Our AAR is a huge help to continuing to improve. It helps us to think better as a team, it builds shared contextual awareness, and it helps to minimize interpretation and ambiguity. The AAR is used by the U.S. military and many companies use it. It is much more than a post-mortem, it is a way for an organization to learn from its experiences and improve. Construction is a high labor content, variable and often complex landscape where conditions change constantly. To this end, our organizational knowledge is always a work in progress, so collecting, creating and sharing this knowledge is the responsibility of everyone on the team and the AAR is one way to facilitate the capture of this information.

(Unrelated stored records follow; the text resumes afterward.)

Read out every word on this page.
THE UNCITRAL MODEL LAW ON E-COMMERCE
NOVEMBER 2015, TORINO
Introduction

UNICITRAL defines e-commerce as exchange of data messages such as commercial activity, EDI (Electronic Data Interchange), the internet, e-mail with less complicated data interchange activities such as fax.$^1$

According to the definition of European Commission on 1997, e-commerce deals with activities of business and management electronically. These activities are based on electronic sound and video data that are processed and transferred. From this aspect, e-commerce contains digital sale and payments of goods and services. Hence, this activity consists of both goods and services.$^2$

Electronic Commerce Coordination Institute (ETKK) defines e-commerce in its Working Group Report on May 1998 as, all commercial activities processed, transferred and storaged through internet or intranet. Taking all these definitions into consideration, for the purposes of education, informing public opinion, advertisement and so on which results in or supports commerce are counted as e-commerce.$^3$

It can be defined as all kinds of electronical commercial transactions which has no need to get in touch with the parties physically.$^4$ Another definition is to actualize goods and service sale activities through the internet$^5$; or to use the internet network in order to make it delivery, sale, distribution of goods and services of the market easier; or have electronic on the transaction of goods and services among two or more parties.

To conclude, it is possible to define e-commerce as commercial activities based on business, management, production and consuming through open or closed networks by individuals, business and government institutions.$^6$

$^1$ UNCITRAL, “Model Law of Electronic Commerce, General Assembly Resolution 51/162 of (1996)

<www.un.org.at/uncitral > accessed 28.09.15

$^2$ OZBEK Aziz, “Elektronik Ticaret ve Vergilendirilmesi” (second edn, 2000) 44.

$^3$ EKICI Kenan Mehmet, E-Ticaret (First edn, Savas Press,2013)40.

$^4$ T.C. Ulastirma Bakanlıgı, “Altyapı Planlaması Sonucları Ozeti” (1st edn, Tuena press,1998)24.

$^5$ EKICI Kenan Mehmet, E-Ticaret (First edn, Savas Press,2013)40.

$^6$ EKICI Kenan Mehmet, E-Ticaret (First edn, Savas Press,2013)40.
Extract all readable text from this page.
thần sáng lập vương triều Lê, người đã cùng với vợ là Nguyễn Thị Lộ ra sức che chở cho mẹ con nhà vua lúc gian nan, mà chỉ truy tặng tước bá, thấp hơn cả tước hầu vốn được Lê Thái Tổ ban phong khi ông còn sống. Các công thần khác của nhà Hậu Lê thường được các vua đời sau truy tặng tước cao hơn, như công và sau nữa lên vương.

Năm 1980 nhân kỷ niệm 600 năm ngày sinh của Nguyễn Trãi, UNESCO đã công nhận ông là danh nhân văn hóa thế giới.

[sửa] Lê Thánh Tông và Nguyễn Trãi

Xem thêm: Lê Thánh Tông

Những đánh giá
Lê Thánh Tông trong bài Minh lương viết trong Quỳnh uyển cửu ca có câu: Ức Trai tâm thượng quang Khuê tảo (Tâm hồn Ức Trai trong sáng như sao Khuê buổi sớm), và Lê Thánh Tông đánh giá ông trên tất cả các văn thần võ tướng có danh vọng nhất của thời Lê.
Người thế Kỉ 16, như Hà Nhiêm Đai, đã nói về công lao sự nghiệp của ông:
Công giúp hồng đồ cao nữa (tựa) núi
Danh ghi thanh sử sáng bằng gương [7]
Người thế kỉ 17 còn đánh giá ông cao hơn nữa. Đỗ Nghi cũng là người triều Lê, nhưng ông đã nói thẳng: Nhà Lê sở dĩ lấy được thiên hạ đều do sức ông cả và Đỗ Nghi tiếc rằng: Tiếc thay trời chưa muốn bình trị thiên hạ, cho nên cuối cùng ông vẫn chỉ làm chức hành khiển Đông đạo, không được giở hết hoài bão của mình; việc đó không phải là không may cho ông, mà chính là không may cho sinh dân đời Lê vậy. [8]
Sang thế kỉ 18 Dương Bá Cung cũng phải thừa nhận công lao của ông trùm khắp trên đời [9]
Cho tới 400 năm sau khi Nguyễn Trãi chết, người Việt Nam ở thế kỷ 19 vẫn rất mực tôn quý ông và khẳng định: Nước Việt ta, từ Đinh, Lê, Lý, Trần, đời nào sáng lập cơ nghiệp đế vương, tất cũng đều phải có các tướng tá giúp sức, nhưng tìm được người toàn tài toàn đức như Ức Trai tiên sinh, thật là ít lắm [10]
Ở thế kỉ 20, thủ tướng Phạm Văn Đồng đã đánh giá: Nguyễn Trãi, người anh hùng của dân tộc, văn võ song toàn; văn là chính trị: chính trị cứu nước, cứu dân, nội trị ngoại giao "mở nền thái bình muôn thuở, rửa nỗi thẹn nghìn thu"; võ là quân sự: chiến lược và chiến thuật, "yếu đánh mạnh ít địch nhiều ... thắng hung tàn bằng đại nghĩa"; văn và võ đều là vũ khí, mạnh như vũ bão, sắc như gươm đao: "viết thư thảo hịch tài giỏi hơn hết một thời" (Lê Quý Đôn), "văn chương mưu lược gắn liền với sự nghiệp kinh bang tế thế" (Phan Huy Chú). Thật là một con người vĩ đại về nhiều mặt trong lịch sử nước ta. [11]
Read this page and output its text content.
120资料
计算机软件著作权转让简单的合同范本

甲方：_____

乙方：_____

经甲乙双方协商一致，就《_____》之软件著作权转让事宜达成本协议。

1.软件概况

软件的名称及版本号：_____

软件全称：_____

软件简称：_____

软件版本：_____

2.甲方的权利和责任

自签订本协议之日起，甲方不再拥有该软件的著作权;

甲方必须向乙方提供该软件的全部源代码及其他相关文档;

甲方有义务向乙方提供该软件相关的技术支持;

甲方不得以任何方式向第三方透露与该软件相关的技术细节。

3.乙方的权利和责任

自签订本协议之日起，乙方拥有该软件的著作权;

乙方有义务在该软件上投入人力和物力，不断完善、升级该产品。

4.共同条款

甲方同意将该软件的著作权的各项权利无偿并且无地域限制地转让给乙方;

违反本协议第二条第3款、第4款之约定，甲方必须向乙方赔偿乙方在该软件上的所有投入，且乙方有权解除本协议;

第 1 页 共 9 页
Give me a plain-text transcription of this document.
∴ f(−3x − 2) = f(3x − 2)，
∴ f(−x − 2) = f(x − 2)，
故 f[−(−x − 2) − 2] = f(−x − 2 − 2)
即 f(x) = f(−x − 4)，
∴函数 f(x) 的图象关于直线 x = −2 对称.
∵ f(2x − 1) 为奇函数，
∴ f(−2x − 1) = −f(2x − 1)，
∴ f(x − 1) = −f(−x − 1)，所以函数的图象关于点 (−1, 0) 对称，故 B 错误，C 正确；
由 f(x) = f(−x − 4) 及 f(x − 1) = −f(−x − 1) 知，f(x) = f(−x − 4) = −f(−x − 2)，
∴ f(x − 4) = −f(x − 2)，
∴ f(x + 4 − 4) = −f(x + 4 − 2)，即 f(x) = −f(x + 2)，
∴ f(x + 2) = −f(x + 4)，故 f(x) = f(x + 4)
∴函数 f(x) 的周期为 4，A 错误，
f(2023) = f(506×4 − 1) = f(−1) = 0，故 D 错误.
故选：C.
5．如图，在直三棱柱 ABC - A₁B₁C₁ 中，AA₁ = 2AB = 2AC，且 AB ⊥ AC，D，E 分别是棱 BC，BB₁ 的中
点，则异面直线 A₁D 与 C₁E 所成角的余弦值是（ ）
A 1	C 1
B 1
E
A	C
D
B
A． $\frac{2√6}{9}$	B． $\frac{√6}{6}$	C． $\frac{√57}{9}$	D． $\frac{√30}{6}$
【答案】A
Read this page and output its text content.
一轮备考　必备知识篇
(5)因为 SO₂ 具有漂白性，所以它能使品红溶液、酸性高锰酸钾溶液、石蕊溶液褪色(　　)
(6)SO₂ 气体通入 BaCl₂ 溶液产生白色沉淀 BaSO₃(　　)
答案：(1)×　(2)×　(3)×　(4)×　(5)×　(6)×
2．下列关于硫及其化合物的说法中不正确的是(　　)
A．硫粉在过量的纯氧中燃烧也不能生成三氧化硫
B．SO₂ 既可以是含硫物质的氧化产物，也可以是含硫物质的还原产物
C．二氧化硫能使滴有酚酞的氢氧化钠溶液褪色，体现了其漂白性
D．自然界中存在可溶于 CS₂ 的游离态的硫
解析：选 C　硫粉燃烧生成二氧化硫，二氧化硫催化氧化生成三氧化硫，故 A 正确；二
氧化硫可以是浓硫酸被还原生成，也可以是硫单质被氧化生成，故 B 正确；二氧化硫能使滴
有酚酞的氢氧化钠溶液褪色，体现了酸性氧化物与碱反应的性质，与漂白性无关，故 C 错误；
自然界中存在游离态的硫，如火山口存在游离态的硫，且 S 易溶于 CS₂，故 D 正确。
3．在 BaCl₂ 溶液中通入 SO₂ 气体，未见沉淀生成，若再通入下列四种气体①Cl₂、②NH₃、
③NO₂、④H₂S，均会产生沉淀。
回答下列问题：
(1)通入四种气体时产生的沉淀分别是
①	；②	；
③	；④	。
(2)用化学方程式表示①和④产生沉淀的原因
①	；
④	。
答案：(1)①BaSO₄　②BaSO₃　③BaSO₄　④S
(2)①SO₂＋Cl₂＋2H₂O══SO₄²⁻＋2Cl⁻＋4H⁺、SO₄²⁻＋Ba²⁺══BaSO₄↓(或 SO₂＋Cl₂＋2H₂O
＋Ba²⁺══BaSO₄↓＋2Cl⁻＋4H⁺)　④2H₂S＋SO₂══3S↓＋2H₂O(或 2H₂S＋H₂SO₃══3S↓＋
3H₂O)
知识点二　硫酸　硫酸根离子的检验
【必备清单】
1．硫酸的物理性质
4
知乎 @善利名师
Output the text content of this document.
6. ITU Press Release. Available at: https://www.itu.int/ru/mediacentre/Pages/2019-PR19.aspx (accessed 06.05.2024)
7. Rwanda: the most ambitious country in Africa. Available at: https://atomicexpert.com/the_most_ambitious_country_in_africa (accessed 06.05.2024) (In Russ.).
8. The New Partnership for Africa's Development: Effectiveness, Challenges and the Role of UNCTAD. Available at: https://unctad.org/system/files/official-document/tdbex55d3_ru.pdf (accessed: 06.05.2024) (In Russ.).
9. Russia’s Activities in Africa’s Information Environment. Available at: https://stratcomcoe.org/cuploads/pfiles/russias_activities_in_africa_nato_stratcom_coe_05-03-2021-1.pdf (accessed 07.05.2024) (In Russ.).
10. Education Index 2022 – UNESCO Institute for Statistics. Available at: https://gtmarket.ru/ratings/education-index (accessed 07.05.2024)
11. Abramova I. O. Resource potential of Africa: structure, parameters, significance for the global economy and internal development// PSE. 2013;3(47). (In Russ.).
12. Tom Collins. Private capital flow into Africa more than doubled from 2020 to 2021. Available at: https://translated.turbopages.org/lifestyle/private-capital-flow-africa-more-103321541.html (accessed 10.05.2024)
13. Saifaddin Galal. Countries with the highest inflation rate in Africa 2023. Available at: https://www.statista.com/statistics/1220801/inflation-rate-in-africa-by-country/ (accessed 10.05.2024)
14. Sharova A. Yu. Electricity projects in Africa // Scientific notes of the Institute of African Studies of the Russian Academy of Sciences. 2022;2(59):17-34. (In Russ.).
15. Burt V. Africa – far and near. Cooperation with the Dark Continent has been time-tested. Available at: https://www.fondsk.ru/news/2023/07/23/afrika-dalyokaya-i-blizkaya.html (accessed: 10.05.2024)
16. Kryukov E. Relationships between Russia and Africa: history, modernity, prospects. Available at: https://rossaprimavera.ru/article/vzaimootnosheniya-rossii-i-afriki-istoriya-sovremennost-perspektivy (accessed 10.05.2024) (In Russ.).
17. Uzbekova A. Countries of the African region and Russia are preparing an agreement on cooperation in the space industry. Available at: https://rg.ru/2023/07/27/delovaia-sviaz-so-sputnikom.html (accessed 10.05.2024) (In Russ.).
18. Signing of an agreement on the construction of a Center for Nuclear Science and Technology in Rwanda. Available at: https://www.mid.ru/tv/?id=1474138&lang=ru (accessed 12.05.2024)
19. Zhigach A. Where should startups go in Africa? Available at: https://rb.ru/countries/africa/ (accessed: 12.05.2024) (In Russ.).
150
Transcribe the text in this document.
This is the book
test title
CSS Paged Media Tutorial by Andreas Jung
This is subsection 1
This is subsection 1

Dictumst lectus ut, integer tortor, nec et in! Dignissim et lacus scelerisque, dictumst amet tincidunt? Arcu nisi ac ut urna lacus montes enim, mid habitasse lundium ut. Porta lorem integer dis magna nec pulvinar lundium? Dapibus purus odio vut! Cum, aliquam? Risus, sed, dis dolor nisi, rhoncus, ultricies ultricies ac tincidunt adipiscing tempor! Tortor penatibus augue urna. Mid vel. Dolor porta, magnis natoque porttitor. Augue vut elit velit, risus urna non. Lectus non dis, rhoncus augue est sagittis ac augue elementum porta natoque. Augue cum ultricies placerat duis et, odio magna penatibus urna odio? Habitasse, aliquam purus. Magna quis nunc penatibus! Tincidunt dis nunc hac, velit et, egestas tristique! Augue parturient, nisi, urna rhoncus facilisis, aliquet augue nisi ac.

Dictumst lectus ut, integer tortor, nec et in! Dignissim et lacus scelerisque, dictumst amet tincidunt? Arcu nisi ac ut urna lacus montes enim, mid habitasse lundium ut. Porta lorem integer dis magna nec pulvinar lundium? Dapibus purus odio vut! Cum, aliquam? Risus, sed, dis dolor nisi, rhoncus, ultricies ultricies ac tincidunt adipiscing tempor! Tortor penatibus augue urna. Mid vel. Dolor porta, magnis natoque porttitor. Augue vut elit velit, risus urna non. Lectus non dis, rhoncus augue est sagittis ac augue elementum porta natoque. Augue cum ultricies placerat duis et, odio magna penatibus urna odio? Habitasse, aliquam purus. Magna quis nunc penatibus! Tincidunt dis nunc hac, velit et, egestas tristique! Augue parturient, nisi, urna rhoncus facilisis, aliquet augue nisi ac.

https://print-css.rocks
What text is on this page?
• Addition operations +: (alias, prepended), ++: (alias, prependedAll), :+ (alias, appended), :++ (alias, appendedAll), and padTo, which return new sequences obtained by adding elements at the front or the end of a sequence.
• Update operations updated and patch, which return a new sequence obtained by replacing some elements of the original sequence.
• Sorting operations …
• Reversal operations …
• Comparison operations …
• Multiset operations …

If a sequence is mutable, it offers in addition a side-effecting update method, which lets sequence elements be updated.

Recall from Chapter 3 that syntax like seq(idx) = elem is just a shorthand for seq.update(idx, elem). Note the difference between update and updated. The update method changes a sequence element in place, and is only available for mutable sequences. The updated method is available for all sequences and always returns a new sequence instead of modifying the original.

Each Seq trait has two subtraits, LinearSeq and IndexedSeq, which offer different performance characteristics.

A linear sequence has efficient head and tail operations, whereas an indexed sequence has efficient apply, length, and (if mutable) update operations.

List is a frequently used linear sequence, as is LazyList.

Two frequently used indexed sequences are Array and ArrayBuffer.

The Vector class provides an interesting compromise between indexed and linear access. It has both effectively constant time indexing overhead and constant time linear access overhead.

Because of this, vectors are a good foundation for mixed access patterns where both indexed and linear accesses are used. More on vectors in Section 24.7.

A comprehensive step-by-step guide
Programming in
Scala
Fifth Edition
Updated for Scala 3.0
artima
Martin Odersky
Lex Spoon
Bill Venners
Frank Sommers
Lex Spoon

Currently, the team we have in place is the best we have ever had. They are a blend of styles, talents and abilities. We know that the growth, the strength of our brand, the awards on the walls and our customer loyalty are because of the professional, caring efforts of each member of the One Source team. We feel this way as a team, and we know that our customers feel this way because we asked them formally as part of our AAR. We are committed to continuing along the journey of continuous improvement because we know that we get better in our individual roles. As a result, we get better as a company, every year. We have come far as an organization since 2003, but continuous improvement is never complete, and we are always striving to create that next, improved current condition!